Ambos os países querem impedir que o território afegão seja utilizado para "colocar em risco países terceiros".

05 de janeiro de 2026 às 11:13

O Paquistão e a China aumentaram esta segunda-feira a pressão diplomática sobre o Governo afegão, exigindo que o regime talibã adote medidas urgentes, "visíveis e verificáveis" para desmantelar os grupos terroristas no seu território.

"As duas partes [Paquistão e China] apelaram a ações mais visíveis e verificáveis para desmantelar e eliminar todas as organizações terroristas sediadas no Afeganistão que continuam a representar sérias ameaças à segurança regional e global", afirmaram os dois países numa declaração conjunta.

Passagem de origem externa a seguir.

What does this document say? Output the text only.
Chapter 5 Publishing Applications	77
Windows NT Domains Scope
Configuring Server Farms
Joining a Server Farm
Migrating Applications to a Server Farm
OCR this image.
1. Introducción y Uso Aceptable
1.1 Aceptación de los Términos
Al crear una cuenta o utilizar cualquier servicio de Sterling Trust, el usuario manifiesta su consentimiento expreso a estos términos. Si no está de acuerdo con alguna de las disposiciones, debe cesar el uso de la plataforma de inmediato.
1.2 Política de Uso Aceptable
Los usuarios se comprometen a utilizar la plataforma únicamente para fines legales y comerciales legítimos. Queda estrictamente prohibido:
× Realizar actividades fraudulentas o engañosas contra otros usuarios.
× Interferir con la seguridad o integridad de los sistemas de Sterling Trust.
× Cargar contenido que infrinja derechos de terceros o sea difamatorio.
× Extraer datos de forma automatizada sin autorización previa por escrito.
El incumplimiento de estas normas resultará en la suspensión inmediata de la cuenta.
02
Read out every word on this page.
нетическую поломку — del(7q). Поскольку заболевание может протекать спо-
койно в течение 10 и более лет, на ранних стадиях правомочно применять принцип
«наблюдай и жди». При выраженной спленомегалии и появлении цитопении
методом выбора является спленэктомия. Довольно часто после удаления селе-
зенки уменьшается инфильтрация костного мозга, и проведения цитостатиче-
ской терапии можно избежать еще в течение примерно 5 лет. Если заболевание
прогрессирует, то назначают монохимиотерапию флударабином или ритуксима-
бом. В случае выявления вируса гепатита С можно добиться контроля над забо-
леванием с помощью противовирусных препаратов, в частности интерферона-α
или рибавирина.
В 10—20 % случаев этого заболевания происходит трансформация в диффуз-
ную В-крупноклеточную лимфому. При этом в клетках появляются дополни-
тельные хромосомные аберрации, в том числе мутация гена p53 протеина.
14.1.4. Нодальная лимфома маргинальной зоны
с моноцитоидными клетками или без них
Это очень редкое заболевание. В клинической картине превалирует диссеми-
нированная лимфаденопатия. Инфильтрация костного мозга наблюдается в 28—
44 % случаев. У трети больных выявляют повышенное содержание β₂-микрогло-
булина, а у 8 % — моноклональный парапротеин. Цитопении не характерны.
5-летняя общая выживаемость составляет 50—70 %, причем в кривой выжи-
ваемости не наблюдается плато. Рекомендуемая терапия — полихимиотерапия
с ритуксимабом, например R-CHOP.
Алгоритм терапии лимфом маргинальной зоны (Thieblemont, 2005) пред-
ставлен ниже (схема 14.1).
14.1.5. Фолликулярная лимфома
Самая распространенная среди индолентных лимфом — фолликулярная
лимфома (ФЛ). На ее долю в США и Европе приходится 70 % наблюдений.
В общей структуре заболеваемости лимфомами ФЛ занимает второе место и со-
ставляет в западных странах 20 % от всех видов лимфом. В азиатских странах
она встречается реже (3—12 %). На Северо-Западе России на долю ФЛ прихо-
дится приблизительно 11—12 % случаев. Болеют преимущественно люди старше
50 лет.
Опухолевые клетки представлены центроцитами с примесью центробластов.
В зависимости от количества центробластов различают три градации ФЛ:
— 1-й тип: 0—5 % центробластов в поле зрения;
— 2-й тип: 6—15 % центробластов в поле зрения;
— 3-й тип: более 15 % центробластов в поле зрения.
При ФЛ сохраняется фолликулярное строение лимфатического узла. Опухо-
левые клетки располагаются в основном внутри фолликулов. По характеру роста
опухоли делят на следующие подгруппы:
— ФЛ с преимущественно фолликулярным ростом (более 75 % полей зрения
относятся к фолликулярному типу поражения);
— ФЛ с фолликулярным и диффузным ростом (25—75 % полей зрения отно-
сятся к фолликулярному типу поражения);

Esta segunda-feira, o ministro dos Negócios Estrangeiros do Paquistão, Ishaq Dar, e o ministro dos Negócios Estrangeiros da China, Wang Yi, copresidiram à sétima ronda do diálogo estratégico bilateral.

No documento final, os dois países enfatizaram a importância de impedir que o território afegão seja utilizado como uma plataforma para "colocar em risco países terceiros".

Além disso, Islamabade e Pequim reiteraram o seu compromisso com o combate ao terrorismo e a garantia da segurança, particularmente no que diz respeito às garantias para o desenvolvimento da Nova Rota da Seda promovida pela China e na qual o Paquistão participa.

Esta exigência surge num momento crítico para a segurança de ambos os aliados. Islamabade e Pequim reafirmaram o seu compromisso em salvaguardar a Nova Rota da Seda, o principal projeto de infraestruturas chinesas no qual o Paquistão desempenha um papel central, mas que tem sido ameaçado pela violência.

Para a China, a proteção dos seus cidadãos é uma prioridade absoluta, na sequência dos ataques mortais contra engenheiros e trabalhadores chineses em projetos no Paquistão.

Estes ataques levaram o Presidente chinês, Xi Jinping, a exigir garantias de segurança "concretas" do Governo paquistanês para manter o fluxo de investimento.

O Paquistão acusa os talibãs de darem refúgio no seu território a membros do Tehreek-e-Taliban Pakistan (TTP), ou talibã paquistanês, aliados ideológicos dos fundamentalistas de Cabul, a quem Islamabade responsabiliza por realizarem ataques terroristas em solo paquistanês.

Os talibãs afegãos, que tomaram o poder no Afeganistão em agosto de 2021, negam estas acusações.